Similarly to what is defined in the DRMAA v.2 as SlotInfo; this identifies each machine (also called ‘node’ on some schedulers) on which a job is running, and how many CPUs are being used. (Some of them could be undefined)

  • name: name of the machine
  • num_cpus: number of cores used by the job on this machine
  • num_mpiprocs: number of MPI processes used by the job on this machine
class aiida.scheduler.datastructures.NodeNumberJobResource(**kwargs)[source]

An implementation of JobResource for schedulers that support the specification of a number of nodes and a number of cpus per node

classmethod accepts_default_mpiprocs_per_machine()[source]
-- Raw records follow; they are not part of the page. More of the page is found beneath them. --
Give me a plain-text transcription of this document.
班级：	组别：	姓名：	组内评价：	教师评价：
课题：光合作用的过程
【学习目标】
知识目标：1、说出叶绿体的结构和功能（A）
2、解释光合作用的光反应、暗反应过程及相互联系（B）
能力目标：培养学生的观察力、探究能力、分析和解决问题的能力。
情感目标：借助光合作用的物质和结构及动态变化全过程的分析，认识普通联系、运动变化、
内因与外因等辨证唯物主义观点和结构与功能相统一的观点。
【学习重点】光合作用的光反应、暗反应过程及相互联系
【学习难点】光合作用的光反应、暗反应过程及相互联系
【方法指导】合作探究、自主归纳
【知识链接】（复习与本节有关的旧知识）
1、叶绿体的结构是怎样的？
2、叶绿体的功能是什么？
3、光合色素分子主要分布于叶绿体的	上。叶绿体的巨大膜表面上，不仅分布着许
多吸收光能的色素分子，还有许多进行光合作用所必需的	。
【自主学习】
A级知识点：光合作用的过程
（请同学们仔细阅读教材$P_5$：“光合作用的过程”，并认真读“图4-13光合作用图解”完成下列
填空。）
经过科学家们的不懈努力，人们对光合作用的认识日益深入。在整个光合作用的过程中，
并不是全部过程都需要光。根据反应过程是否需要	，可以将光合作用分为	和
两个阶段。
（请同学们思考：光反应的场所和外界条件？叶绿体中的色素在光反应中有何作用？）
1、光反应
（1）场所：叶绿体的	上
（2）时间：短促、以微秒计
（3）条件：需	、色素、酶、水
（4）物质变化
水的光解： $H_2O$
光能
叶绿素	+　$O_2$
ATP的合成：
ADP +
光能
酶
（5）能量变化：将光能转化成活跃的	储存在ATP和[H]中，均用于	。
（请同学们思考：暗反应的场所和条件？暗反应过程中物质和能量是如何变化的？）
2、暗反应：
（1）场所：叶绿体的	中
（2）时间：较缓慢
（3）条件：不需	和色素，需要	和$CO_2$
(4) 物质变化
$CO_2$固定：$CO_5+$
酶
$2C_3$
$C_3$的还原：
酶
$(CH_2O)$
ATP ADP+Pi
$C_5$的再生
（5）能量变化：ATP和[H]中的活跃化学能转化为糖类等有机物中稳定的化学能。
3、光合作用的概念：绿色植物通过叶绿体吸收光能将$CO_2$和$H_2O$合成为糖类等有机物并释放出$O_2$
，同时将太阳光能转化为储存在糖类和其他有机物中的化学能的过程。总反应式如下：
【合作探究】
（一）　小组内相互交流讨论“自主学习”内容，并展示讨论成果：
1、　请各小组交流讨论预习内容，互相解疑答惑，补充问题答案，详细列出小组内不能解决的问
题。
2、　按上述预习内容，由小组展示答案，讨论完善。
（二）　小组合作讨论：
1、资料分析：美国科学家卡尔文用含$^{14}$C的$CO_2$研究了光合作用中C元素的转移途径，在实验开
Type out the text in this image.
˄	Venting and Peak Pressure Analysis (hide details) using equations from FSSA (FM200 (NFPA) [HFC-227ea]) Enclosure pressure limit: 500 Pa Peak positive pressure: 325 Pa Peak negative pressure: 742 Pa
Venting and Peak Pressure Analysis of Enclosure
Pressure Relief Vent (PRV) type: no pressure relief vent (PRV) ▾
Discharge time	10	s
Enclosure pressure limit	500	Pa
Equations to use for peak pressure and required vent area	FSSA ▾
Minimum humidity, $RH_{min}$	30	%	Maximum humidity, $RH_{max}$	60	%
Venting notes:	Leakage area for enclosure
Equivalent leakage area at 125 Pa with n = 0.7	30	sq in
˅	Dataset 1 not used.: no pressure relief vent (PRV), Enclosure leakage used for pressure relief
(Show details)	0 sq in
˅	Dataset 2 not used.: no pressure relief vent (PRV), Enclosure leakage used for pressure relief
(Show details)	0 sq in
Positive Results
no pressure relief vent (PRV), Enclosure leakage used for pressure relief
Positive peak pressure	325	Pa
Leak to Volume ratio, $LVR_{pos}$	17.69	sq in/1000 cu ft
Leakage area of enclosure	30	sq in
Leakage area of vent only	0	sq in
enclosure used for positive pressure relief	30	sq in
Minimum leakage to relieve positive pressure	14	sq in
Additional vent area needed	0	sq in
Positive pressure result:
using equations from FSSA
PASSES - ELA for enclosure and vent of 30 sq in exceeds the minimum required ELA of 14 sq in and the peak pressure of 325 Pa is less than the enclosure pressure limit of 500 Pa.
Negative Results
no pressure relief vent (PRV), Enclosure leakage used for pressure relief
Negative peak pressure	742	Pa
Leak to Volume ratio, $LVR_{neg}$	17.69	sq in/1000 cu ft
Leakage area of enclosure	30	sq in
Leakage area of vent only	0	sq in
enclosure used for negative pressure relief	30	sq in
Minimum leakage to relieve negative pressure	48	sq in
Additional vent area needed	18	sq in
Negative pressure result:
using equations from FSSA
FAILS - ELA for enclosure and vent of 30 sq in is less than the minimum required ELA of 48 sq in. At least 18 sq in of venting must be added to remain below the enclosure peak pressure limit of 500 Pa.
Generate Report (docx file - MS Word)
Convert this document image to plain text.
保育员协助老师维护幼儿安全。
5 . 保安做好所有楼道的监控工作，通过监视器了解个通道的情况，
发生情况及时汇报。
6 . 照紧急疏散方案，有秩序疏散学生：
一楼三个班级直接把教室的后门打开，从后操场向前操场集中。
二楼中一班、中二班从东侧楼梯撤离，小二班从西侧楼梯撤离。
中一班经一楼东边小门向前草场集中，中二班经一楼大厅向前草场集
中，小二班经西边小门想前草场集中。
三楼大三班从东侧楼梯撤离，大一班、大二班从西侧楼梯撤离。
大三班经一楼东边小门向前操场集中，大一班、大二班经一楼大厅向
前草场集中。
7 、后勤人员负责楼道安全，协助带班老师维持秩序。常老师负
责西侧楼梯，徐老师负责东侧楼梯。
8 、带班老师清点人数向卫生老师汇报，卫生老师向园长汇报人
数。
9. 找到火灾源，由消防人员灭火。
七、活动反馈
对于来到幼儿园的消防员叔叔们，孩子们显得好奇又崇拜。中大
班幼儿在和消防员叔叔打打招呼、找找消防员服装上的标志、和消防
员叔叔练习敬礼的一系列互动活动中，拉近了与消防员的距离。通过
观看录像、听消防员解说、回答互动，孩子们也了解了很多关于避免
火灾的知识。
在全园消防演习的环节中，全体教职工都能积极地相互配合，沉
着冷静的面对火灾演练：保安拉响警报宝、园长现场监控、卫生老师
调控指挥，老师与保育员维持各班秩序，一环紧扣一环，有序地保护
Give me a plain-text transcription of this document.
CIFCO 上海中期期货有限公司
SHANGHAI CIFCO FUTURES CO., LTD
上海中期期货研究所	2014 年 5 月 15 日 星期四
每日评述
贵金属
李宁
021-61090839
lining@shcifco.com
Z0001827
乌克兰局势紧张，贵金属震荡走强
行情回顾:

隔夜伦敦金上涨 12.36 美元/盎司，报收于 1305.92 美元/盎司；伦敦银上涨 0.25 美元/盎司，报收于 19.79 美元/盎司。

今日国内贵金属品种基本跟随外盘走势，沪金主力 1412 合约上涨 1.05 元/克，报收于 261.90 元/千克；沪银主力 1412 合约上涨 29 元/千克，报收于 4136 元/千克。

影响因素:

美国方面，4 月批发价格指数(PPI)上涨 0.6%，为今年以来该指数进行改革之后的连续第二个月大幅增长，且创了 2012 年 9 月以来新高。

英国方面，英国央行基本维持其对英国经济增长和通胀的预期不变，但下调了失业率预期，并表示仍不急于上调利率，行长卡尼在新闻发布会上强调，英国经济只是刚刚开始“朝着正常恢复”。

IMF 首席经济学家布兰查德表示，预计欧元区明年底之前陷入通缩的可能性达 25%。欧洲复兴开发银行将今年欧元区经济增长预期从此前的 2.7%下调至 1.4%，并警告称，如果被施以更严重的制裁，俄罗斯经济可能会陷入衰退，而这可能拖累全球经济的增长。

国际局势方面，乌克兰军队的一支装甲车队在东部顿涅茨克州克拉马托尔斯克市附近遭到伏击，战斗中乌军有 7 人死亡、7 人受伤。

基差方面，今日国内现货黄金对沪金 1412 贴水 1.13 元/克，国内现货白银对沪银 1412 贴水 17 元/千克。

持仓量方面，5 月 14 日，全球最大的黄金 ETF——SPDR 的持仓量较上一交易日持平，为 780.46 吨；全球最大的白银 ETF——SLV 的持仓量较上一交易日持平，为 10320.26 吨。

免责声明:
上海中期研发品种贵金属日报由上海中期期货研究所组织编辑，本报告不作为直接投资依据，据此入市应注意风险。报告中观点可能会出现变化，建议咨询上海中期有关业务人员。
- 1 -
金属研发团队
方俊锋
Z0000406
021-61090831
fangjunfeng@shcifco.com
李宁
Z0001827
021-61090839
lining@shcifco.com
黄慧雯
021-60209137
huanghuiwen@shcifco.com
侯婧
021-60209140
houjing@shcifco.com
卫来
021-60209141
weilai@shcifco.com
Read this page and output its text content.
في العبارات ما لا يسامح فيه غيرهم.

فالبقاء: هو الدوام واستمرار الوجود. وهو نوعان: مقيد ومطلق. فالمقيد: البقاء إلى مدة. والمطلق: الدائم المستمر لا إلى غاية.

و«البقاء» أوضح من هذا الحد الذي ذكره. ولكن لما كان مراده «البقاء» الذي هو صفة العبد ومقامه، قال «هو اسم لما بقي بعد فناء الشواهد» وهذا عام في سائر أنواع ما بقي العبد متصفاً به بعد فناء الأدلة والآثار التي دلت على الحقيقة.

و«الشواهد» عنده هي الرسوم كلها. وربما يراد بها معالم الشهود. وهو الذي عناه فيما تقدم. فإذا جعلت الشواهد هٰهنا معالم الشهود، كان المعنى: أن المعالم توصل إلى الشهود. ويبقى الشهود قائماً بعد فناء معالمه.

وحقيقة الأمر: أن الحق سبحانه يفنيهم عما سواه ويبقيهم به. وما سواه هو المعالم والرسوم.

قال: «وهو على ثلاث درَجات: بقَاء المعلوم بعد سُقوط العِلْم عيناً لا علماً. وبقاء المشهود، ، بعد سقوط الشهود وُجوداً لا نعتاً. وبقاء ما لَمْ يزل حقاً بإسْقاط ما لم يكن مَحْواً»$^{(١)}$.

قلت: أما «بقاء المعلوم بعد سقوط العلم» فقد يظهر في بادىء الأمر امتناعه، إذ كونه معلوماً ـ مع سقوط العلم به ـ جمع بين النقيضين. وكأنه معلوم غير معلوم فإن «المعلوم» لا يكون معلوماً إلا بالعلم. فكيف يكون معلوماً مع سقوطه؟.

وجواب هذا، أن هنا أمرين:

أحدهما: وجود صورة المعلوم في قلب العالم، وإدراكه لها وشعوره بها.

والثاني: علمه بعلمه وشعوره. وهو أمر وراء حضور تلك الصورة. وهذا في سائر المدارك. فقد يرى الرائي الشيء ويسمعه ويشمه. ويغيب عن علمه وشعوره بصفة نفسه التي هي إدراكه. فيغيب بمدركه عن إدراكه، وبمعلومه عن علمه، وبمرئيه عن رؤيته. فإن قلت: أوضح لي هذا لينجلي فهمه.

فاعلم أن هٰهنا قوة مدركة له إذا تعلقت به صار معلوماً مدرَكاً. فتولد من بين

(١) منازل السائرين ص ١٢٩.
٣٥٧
Return True if this JobResource accepts a ‘default_mpiprocs_per_machine’ key, False otherwise.

get_tot_num_mpiprocs()[source]

Return the total number of cpus of this job resource.

classmethod get_valid_keys()[source]

Return a list of valid keys to be passed to the __init__

class aiida.scheduler.datastructures.ParEnvJobResource(**kwargs)[source]

An implementation of JobResource for schedulers that support the specification of a parallel environment (a string) + the total number of nodes

classmethod accepts_default_mpiprocs_per_machine()[source]

Return True if this JobResource accepts a ‘default_mpiprocs_per_machine’ key, False otherwise.

get_tot_num_mpiprocs()[source]

Return the total number of cpus of this job resource.